La route grimpait en lacets étroits et serrés.
- En période de mousson, cette route est impraticable. En descente surtout, elle est très dangereuse.
- On ne peut le savoir que si l’on monte d’abord !
Ces deux phrases étaient le résumé de leur histoire et ils restèrent silencieux un long moment comme s’ils en méditaient le sens. Mais ce silence lui pesa très vite, elle eut envie de le bousculer, de l’apostropher tandis qu’il restait agréable et mystérieux, tel qu’elle l’avait toujours connu, en dehors des quelques jours qui avaient suivi leurs retrouvailles dans la jungle lorsqu’il parlait, parlait, pour donner le change et masquer sa peur de ne plus savoir qui il était.
Le coucher du soleil les captiva de longues minutes Il flamboyait sur la plaine baignée d’une lumière orangée et piquetée d’or : les stupas de la ville et leurs bouddhas de bronze.
- Tu es sûre de vouloir rester ?
- Huum, tout le temps qu’il y aura un champ à labourer.
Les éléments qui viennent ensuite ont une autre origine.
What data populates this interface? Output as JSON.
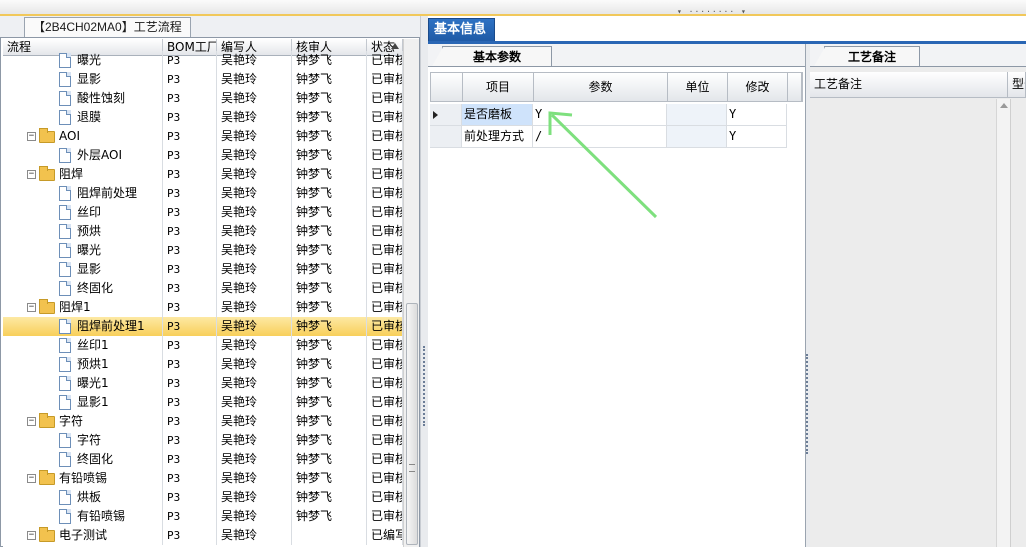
{
  "left_tab": {
    "label": "【2B4CH02MA0】工艺流程"
  },
  "tree": {
    "columns": [
      "流程",
      "BOM工厂",
      "编写人",
      "核审人",
      "状态"
    ],
    "rows": [
      {
        "depth": 2,
        "type": "doc",
        "label": "曝光",
        "bom": "P3",
        "writer": "吴艳玲",
        "reviewer": "钟梦飞",
        "status": "已审核"
      },
      {
        "depth": 2,
        "type": "doc",
        "label": "显影",
        "bom": "P3",
        "writer": "吴艳玲",
        "reviewer": "钟梦飞",
        "status": "已审核"
      },
      {
        "depth": 2,
        "type": "doc",
        "label": "酸性蚀刻",
        "bom": "P3",
        "writer": "吴艳玲",
        "reviewer": "钟梦飞",
        "status": "已审核"
      },
      {
        "depth": 2,
        "type": "doc",
        "label": "退膜",
        "bom": "P3",
        "writer": "吴艳玲",
        "reviewer": "钟梦飞",
        "status": "已审核"
      },
      {
        "depth": 1,
        "type": "folder",
        "label": "AOI",
        "bom": "P3",
        "writer": "吴艳玲",
        "reviewer": "钟梦飞",
        "status": "已审核"
      },
      {
        "depth": 2,
        "type": "doc",
        "label": "外层AOI",
        "bom": "P3",
        "writer": "吴艳玲",
        "reviewer": "钟梦飞",
        "status": "已审核"
      },
      {
        "depth": 1,
        "type": "folder",
        "label": "阻焊",
        "bom": "P3",
        "writer": "吴艳玲",
        "reviewer": "钟梦飞",
        "status": "已审核"
      },
      {
        "depth": 2,
        "type": "doc",
        "label": "阻焊前处理",
        "bom": "P3",
        "writer": "吴艳玲",
        "reviewer": "钟梦飞",
        "status": "已审核"
      },
      {
        "depth": 2,
        "type": "doc",
        "label": "丝印",
        "bom": "P3",
        "writer": "吴艳玲",
        "reviewer": "钟梦飞",
        "status": "已审核"
      },
      {
        "depth": 2,
        "type": "doc",
        "label": "预烘",
        "bom": "P3",
        "writer": "吴艳玲",
        "reviewer": "钟梦飞",
        "status": "已审核"
      },
      {
        "depth": 2,
        "type": "doc",
        "label": "曝光",
        "bom": "P3",
        "writer": "吴艳玲",
        "reviewer": "钟梦飞",
        "status": "已审核"
      },
      {
        "depth": 2,
        "type": "doc",
        "label": "显影",
        "bom": "P3",
        "writer": "吴艳玲",
        "reviewer": "钟梦飞",
        "status": "已审核"
      },
      {
        "depth": 2,
        "type": "doc",
        "label": "终固化",
        "bom": "P3",
        "writer": "吴艳玲",
        "reviewer": "钟梦飞",
        "status": "已审核"
      },
      {
        "depth": 1,
        "type": "folder",
        "label": "阻焊1",
        "bom": "P3",
        "writer": "吴艳玲",
        "reviewer": "钟梦飞",
        "status": "已审核"
      },
      {
        "depth": 2,
        "type": "doc",
        "label": "阻焊前处理1",
        "bom": "P3",
        "writer": "吴艳玲",
        "reviewer": "钟梦飞",
        "status": "已审核",
        "selected": true
      },
      {
        "depth": 2,
        "type": "doc",
        "label": "丝印1",
        "bom": "P3",
        "writer": "吴艳玲",
        "reviewer": "钟梦飞",
        "status": "已审核"
      },
      {
        "depth": 2,
        "type": "doc",
        "label": "预烘1",
        "bom": "P3",
        "writer": "吴艳玲",
        "reviewer": "钟梦飞",
        "status": "已审核"
      },
      {
        "depth": 2,
        "type": "doc",
        "label": "曝光1",
        "bom": "P3",
        "writer": "吴艳玲",
        "reviewer": "钟梦飞",
        "status": "已审核"
      },
      {
        "depth": 2,
        "type": "doc",
        "label": "显影1",
        "bom": "P3",
        "writer": "吴艳玲",
        "reviewer": "钟梦飞",
        "status": "已审核"
      },
      {
        "depth": 1,
        "type": "folder",
        "label": "字符",
        "bom": "P3",
        "writer": "吴艳玲",
        "reviewer": "钟梦飞",
        "status": "已审核"
      },
      {
        "depth": 2,
        "type": "doc",
        "label": "字符",
        "bom": "P3",
        "writer": "吴艳玲",
        "reviewer": "钟梦飞",
        "status": "已审核"
      },
      {
        "depth": 2,
        "type": "doc",
        "label": "终固化",
        "bom": "P3",
        "writer": "吴艳玲",
        "reviewer": "钟梦飞",
        "status": "已审核"
      },
      {
        "depth": 1,
        "type": "folder",
        "label": "有铅喷锡",
        "bom": "P3",
        "writer": "吴艳玲",
        "reviewer": "钟梦飞",
        "status": "已审核"
      },
      {
        "depth": 2,
        "type": "doc",
        "label": "烘板",
        "bom": "P3",
        "writer": "吴艳玲",
        "reviewer": "钟梦飞",
        "status": "已审核"
      },
      {
        "depth": 2,
        "type": "doc",
        "label": "有铅喷锡",
        "bom": "P3",
        "writer": "吴艳玲",
        "reviewer": "钟梦飞",
        "status": "已审核"
      },
      {
        "depth": 1,
        "type": "folder",
        "label": "电子测试",
        "bom": "P3",
        "writer": "吴艳玲",
        "reviewer": "",
        "status": "已编写"
      }
    ]
  },
  "info_tab": {
    "label": "基本信息"
  },
  "params": {
    "tab_label": "基本参数",
    "columns": [
      "项目",
      "参数",
      "单位",
      "修改"
    ],
    "rows": [
      {
        "item": "是否磨板",
        "param": "Y",
        "unit": "",
        "modify": "Y",
        "current": true
      },
      {
        "item": "前处理方式",
        "param": "/",
        "unit": "",
        "modify": "Y",
        "current": false
      }
    ]
  },
  "notes": {
    "tab_label": "工艺备注",
    "columns": [
      "工艺备注",
      "型号"
    ]
  },
  "colors": {
    "accent_blue": "#2a66b4",
    "selection": "#f8cf5a",
    "annotation_arrow": "#7ee07e"
  }
}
- C’est encore un dicton de ton pays ?
- Non, je viens de l’inventer.
- Et ça veut dire ?... Il hésita quelques secondes avant de poursuivre : « Ça veut dire… pas pour toujours, c’est ça » ?
- Pas pour toujours » confirma-t-elle.
Combien de temps ? Elle aurait été incapable de le dire, elle ne le savait pas elle-même. Il ramena aussitôt la conversation sur un terrain plus concret :
- Il y aura toujours du travail pour toi ici. Les organisations humanitaires ne manquent pas. Tu pourrais enseigner l’anglais à Mae Sariang.
En plus d’avoir les pieds sur terre, il était désespérément optimiste.
Le paysage disparut d’un coup dans une brume grisâtre à l’instant où le soleil déclinait derrière les collines de l’autre côté de la plaine.
Ses yeux étaient plissés, comme ceux d’un chat ou plutôt d’un tigre. Il lui faisait le cadeau de sa puissance, tels ces félins hier encore sauvages et domestiqués aujourd’hui par les moines de la forêt près de Kanchanaburi.
Elle éclata de rire. Ça le déstabilisa. Pas fragile en tout cas, vulnérable sûrement. Elle prit sa main dans la sienne, il se laissa faire, mais ne lui laissa pas longtemps l’initiative. Il emprisonna sa tête dans ses deux mains et posa son front contre le sien. C’était un geste fort, pas vraiment tendre.
Au cinéma, les films se terminaient souvent par un langoureux baiser, généralement faux. Dans les contes de fées, on refermait le livre sur cet éternel : « ils se marièrent et eurent beaucoup d’enfants », mais que savait-on de la suite de ces histoires qu’on ne racontait jamais, de l’ennui qui s’ensuivait, des habitudes et de la routine qui tuaient l’amour à petit feu ?
Face à la petite ville en train de se fondre dans un brouillard de chaleur enveloppante, le geste de Somchaï ressemblait, non pas à une promesse mais à quelque chose de vague et de possible. C’était rien et énorme. Elle saurait s’en contenter.
« Moi, la farang, je risquais fort d’être la tempête, avec mon passeport dans la poche, mes caprices de voyages, mon goût fiévreux d’indépendance. Tandis que lui, le thaïlandais ancré dans une culture qu’il croyait immuable, il serait peut-être le roseau ».
Cette image lui plut.
La tempête et le roseau.
« Tu crois que ça peut marcher » ?
Elle lui sourit, confiante, en pensant à la question que n’aurait pas manqué de lui poser Delphine, son amie d’enfance. Somchaï la regarda, décontenancé.
Pour le rassurer, elle lui souffla :
- Je pense que je vais vivre ici… »
Il attendait la suite avec une anxiété mal déguisée.